Por Esmael Morais

Requião Filho: O Paraná também vive no Caos

Publicado em 14/02/2017

O Paraná também vive no Caos

Requião Filho*

Há mais semelhanças entre a Crise do Espírito Santo e a Crise do Paraná do que se imagina.

Em recente reportagem, a Carta Capital expôs o caos vivenciado no Espírito Santo decorrente de sucateamento de estrutura e má gestão pública. Da leitura da matéria saltam aos olhos as semelhanças com a Crise do Paraná.

Desde 2015, o Governador do Espírito Santo, Paulo Hartung, promove corte de gastos, reduz investimentos e nega reajuste aos servidores. Economistas elogiam e a população sofre com a precariedade do serviço público. “A política do nosso governo é o seguinte: enxugar todos os gastos da segurança e educação para não sei aplicar onde. Ele está fazendo superávit e o servidor público está sendo chicoteado”, afirmam os policiais por lá.

Outra reclamação é a precariedade do serviço: falta gasolina, os equipamentos de segurança estão sucateados e há constante falta de equipamentos.

Será mera coincidência com o que vivemos no Paraná?

O Governador Beto Richa, desde 2015, promove por aqui corte de verbas, reduz investimentos e nega reajuste aos servidores. Economistas elogiam e a população sofre com a precariedade do serviço público.
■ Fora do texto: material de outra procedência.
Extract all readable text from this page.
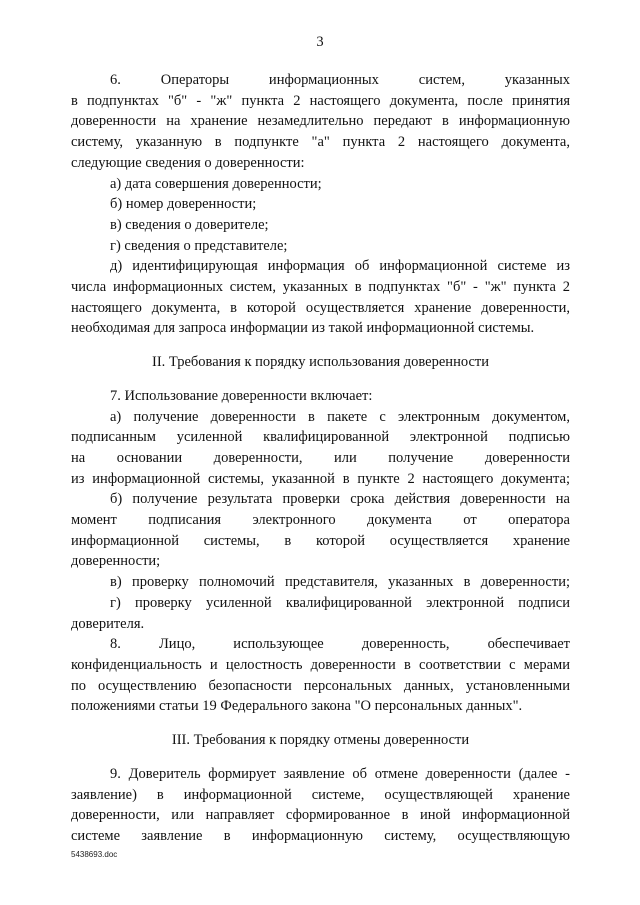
3

6. Операторы информационных систем, указанных

в подпунктах "б" - "ж" пункта 2 настоящего документа, после принятия

доверенности на хранение незамедлительно передают в информационную

систему, указанную в подпункте "а" пункта 2 настоящего документа,

следующие сведения о доверенности:

а) дата совершения доверенности;

б) номер доверенности;

в) сведения о доверителе;

г) сведения о представителе;

д) идентифицирующая информация об информационной системе из

числа информационных систем, указанных в подпунктах "б" - "ж" пункта 2

настоящего документа, в которой осуществляется хранение доверенности,

необходимая для запроса информации из такой информационной системы.

II. Требования к порядку использования доверенности

7. Использование доверенности включает:

а) получение доверенности в пакете с электронным документом,

подписанным усиленной квалифицированной электронной подписью

на основании доверенности, или получение доверенности

из информационной системы, указанной в пункте 2 настоящего документа;

б) получение результата проверки срока действия доверенности на

момент подписания электронного документа от оператора

информационной системы, в которой осуществляется хранение

доверенности;

в) проверку полномочий представителя, указанных в доверенности;

г) проверку усиленной квалифицированной электронной подписи

доверителя.

8. Лицо, использующее доверенность, обеспечивает

конфиденциальность и целостность доверенности в соответствии с мерами

по осуществлению безопасности персональных данных, установленными

положениями статьи 19 Федерального закона "О персональных данных".

III. Требования к порядку отмены доверенности

9. Доверитель формирует заявление об отмене доверенности (далее -

заявление) в информационной системе, осуществляющей хранение

доверенности, или направляет сформированное в иной информационной

системе заявление в информационную систему, осуществляющую

5438693.doc
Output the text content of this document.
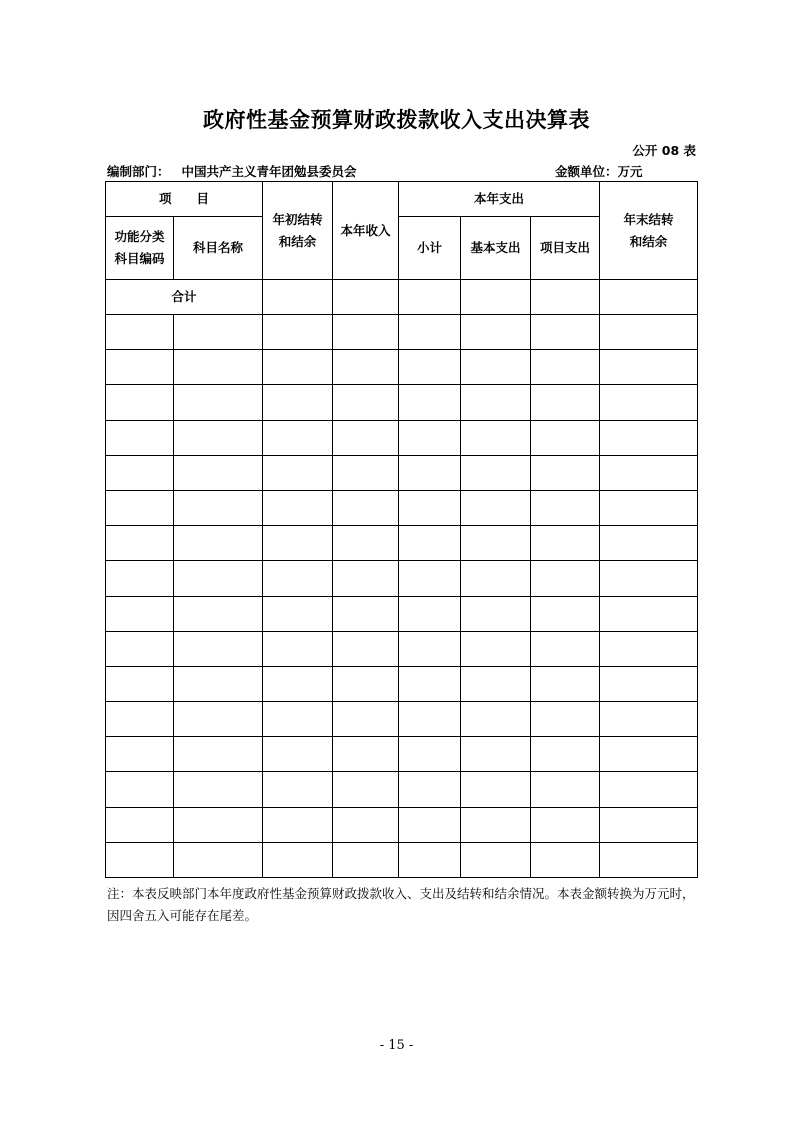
政府性基金预算财政拨款收入支出决算表
公开 08 表
编制部门： 中国共产主义青年团勉县委员会	金额单位：万元
项　　目		年初结转和结余	本年收入	本年支出			年末结转和结余

功能分类科目编码	科目名称			小计	基本支出	项目支出	
合计							

注：本表反映部门本年度政府性基金预算财政拨款收入、支出及结转和结余情况。本表金额转换为万元时，因四舍五入可能存在尾差。
- 15 -
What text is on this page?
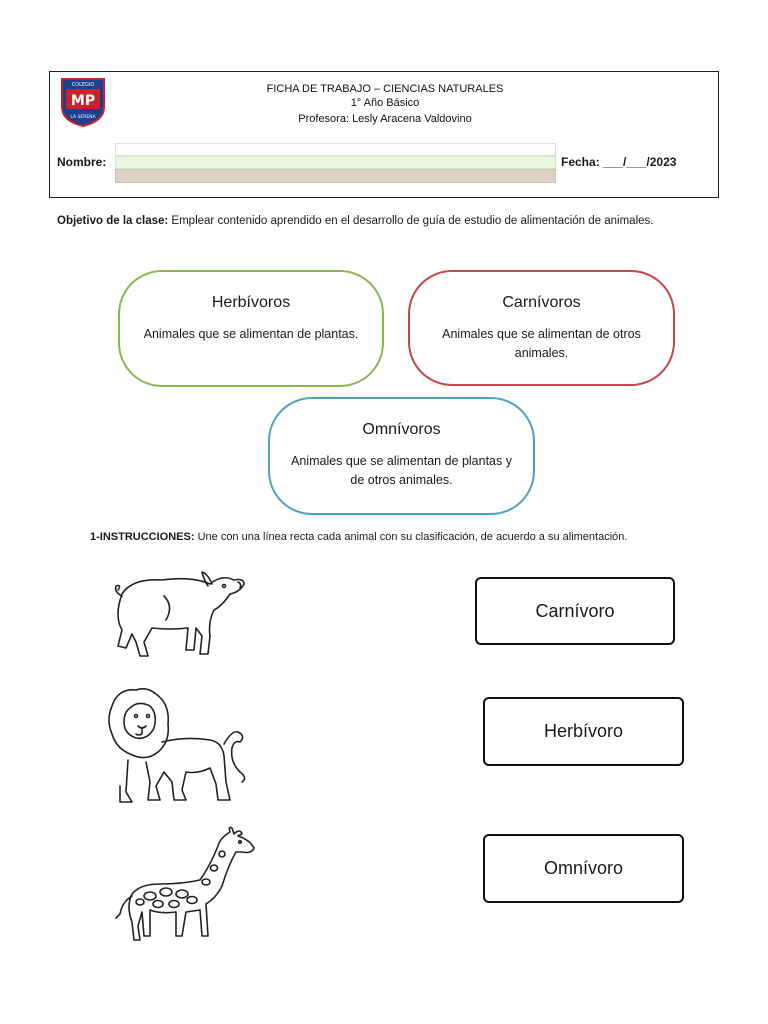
COLEGIO
MP
LA SERENA
FICHA DE TRABAJO – CIENCIAS NATURALES
1° Año Básico
Profesora: Lesly Aracena Valdovino
Nombre:	Fecha: ___/___/2023
Objetivo de la clase: Emplear contenido aprendido en el desarrollo de guía de estudio de alimentación de animales.
Herbívoros
Animales que se alimentan de plantas.
Carnívoros
Animales que se alimentan de otros animales.
Omnívoros
Animales que se alimentan de plantas y de otros animales.
1-INSTRUCCIONES: Une con una línea recta cada animal con su clasificación, de acuerdo a su alimentación.
Carnívoro
Herbívoro
Omnívoro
Além disso, todo paranaense sabe das viaturas sem gasolina, sendo empurradas pelas ladeiras, e dos coletes vencidos para resguardar a vida dos policiais.

Lá no ES, Hartung tenta justificar afirmando que herdou dívidas da gestão anterior e “cumpre a lei de responsabilidade”, mas é rebatido pelo ex-governador, Renato Casagrande, que afirma ter poupado dinheiro e apontando o erro ao atual Governador.

Aqui a história é ainda mais grave! Requião entregou as contas em dia, deixou dinheiro em caixa, algo em torno de 22 bilhões de reais, segundo o balanço geral do Estado no exercício de 2010 e conforme consta no site da Secretaria da Fazenda. O quadro próprio dos servidores, composto com planejamento de reajuste, promoções e progressões bem estruturado financeiramente e benéfico tanto para o Estado como para os servidores, foi elaborado na Gestão Requião.

A choradeira do atual governo não cola aqui! O próprio Tribunal de Contas contradisse a versão de Richa, que afirmava ter recebido o Estado com déficit. Muito pelo contrário; tinha 22 bilhões em caixa! E Richa não pode mais falar em “herança maldita” da gestão anterior. Afinal, ele se reelegeu em 2014 e a gestão anterior… era a dele próprio!

Sem poder contar com essa desculpa barata, Richa chegou a apontar o dedo para o Governo Federal, mas agora já assobia no canto da sala, disfarçadamente.

Oras, vamos ser coerentes! Ao invés de colocar a casa em ordem, ele não para de gastar com publicidade, oferecer cargos para aliados, jogar os servidores uns contra os outros – como no dia 29 de abril, onde colocou PMs e professores em confronto, sendo que ambos sofrem juntos com a gestão atual.

Diálogo não é, nem de longe, a marca do atual governo. E a PM? Sendo franco: o que evita uma greve dos nossos policiais hoje, no Paraná, é o comprometimento e a coragem da corporação, pelo único fato de saberem os danos que tudo isso causaria na população.

Mas as contas públicas do Estado não mentem. Estamos em Crise no Paraná, vivendo o caos financeiro provocado pela má-gestão de quem só vive de propaganda.

*Requião Filho é advogado e deputado estadual pelo PMDB do Paraná.